Desde 2013, quando o Conselho Federal de Farmácia publicou a Resolução nº 586/2013 com conteúdo semelhante, a controvérsia paira sobre onde termina o cuidado farmacêutico e começa o ato médico. Aquela resolução foi declarada ilegal pelo Judiciário em 2024. Quatro meses depois, o mesmo tema reapareceu em nova roupagem — e encontrou nova resistência judicial.

Não se trata de vaidade institucional ou disputa por protagonismo. O que está em discussão é a fronteira técnica e jurídica entre profissões da saúde, especialmente quando envolve diagnóstico e prescrição.

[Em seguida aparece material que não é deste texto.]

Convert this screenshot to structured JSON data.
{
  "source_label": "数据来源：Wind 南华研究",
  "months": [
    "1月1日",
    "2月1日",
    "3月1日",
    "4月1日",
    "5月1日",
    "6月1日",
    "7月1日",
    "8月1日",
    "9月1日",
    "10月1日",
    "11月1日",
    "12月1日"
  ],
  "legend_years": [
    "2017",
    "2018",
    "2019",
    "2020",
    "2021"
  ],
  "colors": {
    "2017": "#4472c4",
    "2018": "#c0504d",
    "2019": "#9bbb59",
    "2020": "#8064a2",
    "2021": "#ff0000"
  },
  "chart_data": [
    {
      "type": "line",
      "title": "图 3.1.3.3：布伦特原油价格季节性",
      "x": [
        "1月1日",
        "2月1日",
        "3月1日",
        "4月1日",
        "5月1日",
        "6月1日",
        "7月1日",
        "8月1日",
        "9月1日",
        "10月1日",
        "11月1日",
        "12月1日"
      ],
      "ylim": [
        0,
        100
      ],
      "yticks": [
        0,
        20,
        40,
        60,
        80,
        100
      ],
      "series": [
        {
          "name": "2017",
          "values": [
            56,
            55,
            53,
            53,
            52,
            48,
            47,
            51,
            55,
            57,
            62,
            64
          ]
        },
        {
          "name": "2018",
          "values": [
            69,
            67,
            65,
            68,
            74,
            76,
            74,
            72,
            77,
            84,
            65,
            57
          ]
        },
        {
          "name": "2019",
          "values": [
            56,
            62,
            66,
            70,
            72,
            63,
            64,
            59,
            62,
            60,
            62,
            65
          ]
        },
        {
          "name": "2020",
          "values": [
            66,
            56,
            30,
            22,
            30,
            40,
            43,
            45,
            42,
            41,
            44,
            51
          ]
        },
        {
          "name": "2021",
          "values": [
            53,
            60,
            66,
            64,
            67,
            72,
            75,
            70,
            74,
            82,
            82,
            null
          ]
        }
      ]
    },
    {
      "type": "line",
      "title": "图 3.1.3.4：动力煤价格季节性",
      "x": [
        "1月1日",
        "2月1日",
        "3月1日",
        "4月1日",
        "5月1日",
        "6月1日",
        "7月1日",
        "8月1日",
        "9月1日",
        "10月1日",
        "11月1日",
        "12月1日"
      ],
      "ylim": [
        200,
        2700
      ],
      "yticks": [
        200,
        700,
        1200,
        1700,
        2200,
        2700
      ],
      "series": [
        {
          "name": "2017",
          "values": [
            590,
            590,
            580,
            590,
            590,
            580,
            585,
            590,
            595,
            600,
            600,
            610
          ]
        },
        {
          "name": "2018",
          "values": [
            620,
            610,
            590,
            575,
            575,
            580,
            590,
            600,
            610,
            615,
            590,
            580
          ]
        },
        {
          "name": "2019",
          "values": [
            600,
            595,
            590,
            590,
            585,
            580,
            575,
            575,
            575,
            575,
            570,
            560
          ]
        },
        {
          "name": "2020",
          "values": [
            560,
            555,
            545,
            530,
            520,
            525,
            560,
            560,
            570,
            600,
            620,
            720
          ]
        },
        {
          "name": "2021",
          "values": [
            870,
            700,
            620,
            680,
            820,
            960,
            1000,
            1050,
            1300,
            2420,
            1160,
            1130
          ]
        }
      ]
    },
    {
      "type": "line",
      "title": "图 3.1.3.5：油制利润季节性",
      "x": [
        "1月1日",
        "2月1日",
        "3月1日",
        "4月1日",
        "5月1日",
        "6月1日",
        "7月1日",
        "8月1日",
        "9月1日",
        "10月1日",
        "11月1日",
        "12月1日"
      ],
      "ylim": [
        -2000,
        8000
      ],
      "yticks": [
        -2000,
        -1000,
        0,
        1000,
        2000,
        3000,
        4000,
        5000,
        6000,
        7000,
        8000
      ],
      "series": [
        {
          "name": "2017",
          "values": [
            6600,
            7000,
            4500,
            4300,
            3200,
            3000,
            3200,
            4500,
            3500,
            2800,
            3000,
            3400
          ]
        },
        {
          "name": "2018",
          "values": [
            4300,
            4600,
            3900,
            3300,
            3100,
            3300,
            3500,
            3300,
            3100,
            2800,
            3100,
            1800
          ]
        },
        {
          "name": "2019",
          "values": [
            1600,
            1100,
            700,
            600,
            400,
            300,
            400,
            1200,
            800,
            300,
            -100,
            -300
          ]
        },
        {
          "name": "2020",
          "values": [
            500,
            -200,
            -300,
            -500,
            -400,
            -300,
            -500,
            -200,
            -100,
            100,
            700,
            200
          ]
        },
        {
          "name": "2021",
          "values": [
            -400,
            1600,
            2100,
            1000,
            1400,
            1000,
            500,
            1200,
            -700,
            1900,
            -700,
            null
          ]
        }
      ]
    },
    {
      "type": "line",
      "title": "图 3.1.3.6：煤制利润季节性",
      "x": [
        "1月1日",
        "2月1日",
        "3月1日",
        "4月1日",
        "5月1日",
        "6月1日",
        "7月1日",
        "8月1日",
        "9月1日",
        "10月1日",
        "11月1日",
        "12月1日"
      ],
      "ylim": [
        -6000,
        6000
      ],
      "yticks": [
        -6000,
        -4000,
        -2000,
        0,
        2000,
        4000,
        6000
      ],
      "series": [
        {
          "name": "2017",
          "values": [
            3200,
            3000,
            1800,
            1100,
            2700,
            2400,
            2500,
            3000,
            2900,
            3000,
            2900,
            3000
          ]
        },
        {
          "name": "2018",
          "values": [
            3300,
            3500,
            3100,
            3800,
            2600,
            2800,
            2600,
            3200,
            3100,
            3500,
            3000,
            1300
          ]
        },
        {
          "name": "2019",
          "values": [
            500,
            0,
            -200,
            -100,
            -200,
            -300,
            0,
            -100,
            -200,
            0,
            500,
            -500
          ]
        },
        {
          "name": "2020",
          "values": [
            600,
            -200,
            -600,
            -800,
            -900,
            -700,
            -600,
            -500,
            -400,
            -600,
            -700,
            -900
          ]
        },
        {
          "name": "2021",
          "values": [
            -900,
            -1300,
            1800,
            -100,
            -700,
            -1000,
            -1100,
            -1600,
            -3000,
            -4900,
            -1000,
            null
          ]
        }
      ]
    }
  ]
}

A Lei nº 12.842/2013, conhecida como Lei do Ato Médico, é clara ao reservar ao médico o diagnóstico nosológico e a prescrição de tratamentos. Diagnóstico nosológico, segundo a própria lei, é a determinação da doença que acomete o ser humano, caracterizada por elementos como o fator causador de uma doença, grupo identificável de sinais ou sintomas e alterações anatômicas ou psicopatológicas. O receituário sem diagnóstico pode parecer autonomia, mas flerta com o risco.

Ainda assim, o debate não é trivial. Em regiões onde há carência de médicos, muitos cidadãos recorrem ao farmacêutico como primeiro — e, às vezes, único — recurso de cuidado. Essa realidade social precisa ser reconhecida. Em Uberaba, por exemplo, existem atualmente 165 farmácias ativas, segundo dados da Jucemg. Essa ampla presença desses estabelecimentos na cidade mostra o quanto o farmacêutico é acessível à população e que o acesso a eles pode ser mais fácil do que a médicos — o que torna ainda mais delicada a discussão sobre até onde vai sua atuação profissional, especialmente quando se trata de prescrever medicamentos sujeitos à receita médica. O que não pode ser normalizado é a transferência de responsabilidades sem o devido amparo legal e técnico.

A decisão judicial não criminaliza o farmacêutico, tampouco desmerece sua importância no sistema de saúde. Ao contrário: reafirma sua relevância dentro dos limites de sua formação e suas atribuições legais. Boa intenção não substitui formação. E formação não elimina a necessidade de diálogo interprofissional.

Num país onde a automedicação é frequente e os acessos à saúde são desiguais, é tentador buscar atalhos. Mas o zelo pela vida exige mais do que boas intenções — exige responsabilidade. E responsabilidade, aqui, começa pela legalidade.

O recado do Judiciário parece ser firme: saúde pública se constrói com seriedade. E o cuidado com o paciente começa antes do receituário — começa no respeito à lei e na valorização de cada profissional em sua justa medida. Essa é a fronteira — entre o remédio e a verdadeira cura.